Le porte-parole du ministère iranien des Affaires étrangères, Esmaïl Baghaï, a appelé la communauté internationale à agir avec fermeté pour obtenir la libération des navires de la Flottille Global Sumud-2, et a condamné l’interception par le régime israélien des bateaux comme un acte flagrant de piraterie maritime et de terrorisme d’État.
Le porte-parole de la diplomatie iranienne a qualifié l’attaque israélienne contre les navires humanitaires dans les eaux internationales de « piraterie » et d’« acte terroriste d’État », exhortant l’ONU à demander des comptes au régime de Tel-Aviv. I
l a précisé que la mission de la flottille était de briser le blocus brutal de Gaza et de livrer une aide vitale au peuple palestinien opprimé. Il a ainsi dénoncé cet assaut, qui constituait une attaque contre les valeurs humanitaires et contre la conscience éveillée de l’humanité.
Esmaïl Baghaï a exhorté tous les pays, les organisations internationales et l’opinion publique mondiale à condamner la violation systématique du droit international par le régime israélien, à exiger la libération immédiate de tous les détenus et à apporter un soutien total à la campagne humanitaire pour Gaza.
L’armée d’occupation israélienne a intercepté 22 navires de la Flottille Global Sumud-2 dans les eaux internationales au large de la Grèce tard mercredi, à des centaines de kilomètres de Gaza.
Selon les organisateurs, ces bateaux, qui participaient à la deuxième mission humanitaire Sumud, étaient partis du port de Barcelone, en Espagne, pour acheminer de l’aide humanitaire à la bande de Gaza assiégée.
Les forces israéliennes ont pris d’assaut les navires, détruit les moteurs et le matériel de navigation, et brouillé les appareils de communication ; puis ont laissé plusieurs embarcations à la dérive à l’approche d’une tempête.
Au moins 211 militants, dont un conseiller municipal de Paris, auraient été arrêtés, puis conduits vers les territoires palestiniens occupés par le régime sioniste. Pourtant, les autorités du régime sioniste font état de 175 arrestations.
Gaza subit le blocus israélien depuis 2007, blocus qui a été considérablement durci après la guerre génocidaire d’octobre 2023 menée par Israël contre la population gazaouie.
Bien qu’un cessez-le-feu fragile ait été mis en place en octobre 2025, la situation humanitaire ne cesse de se dégrader dans la zone assiégée palestinienne.

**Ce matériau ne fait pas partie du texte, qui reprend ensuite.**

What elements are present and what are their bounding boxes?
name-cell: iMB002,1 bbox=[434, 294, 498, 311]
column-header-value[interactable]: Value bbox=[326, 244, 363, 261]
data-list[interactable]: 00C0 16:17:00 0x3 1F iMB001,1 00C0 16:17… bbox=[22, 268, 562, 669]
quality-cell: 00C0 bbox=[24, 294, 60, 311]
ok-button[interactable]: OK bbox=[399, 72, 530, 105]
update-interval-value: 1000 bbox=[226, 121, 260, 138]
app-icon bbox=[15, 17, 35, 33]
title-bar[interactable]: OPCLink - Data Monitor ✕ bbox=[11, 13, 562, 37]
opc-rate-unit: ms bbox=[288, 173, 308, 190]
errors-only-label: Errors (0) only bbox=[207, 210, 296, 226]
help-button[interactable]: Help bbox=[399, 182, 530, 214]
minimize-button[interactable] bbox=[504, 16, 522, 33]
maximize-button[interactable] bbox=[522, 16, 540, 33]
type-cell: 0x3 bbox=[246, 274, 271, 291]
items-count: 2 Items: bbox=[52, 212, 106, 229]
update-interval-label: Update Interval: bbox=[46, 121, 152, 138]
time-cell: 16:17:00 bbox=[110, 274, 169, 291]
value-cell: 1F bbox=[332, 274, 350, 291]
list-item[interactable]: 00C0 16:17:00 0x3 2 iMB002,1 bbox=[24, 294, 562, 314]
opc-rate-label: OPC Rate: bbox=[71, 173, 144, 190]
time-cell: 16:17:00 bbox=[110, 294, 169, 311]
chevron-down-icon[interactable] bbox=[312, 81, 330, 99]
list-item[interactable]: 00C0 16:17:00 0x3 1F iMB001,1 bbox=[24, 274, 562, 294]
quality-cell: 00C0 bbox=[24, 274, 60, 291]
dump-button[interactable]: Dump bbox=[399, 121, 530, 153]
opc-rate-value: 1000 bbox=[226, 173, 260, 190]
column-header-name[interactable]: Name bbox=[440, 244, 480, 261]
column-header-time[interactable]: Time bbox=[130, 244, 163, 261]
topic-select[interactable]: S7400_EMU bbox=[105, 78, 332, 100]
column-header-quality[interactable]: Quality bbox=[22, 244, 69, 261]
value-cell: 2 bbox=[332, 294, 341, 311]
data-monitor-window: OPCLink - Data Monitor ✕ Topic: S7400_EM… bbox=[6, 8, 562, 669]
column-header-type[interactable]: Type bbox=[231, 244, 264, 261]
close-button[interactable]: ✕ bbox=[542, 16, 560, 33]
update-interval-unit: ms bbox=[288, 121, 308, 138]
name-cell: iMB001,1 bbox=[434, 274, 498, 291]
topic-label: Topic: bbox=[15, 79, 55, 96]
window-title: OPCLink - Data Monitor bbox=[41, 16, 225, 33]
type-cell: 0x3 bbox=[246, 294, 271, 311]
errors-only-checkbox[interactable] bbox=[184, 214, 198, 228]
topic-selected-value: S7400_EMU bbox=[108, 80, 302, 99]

Un responsable de l’ONU a averti cette semaine que les 2,1 millions d’habitants de la bande de Gaza sont confrontés à des attaques incessantes de l’armée israélienne, et subissent une insécurité alimentaire aiguë et les conséquences de l’insuffisance des services de base qui sont au bord de l’effondrement.
La première flottille humanitaire Samud a été interceptée par Israël en octobre 2025, entraînant l’arrestation de plus de 450 personnes, dont la célèbre militante Greta Thunberg.
Dans le cadre de la mission Sumud-2, plus de 80 navires ont initialement appareillé d’Europe du Sud. Au moins 22 d’entre eux ont été arraisonnés par la marine israélienne près de l’île grecque de Crète.
La condamnation internationale a été immédiate : l’Italie a exigé la libération de ses ressortissants, l’Espagne a dénoncé une saisie illégale en demandant la suspension du partenariat UE-Israël, et la Turquie a qualifié l’attaque israélienne d’« acte de piraterie ».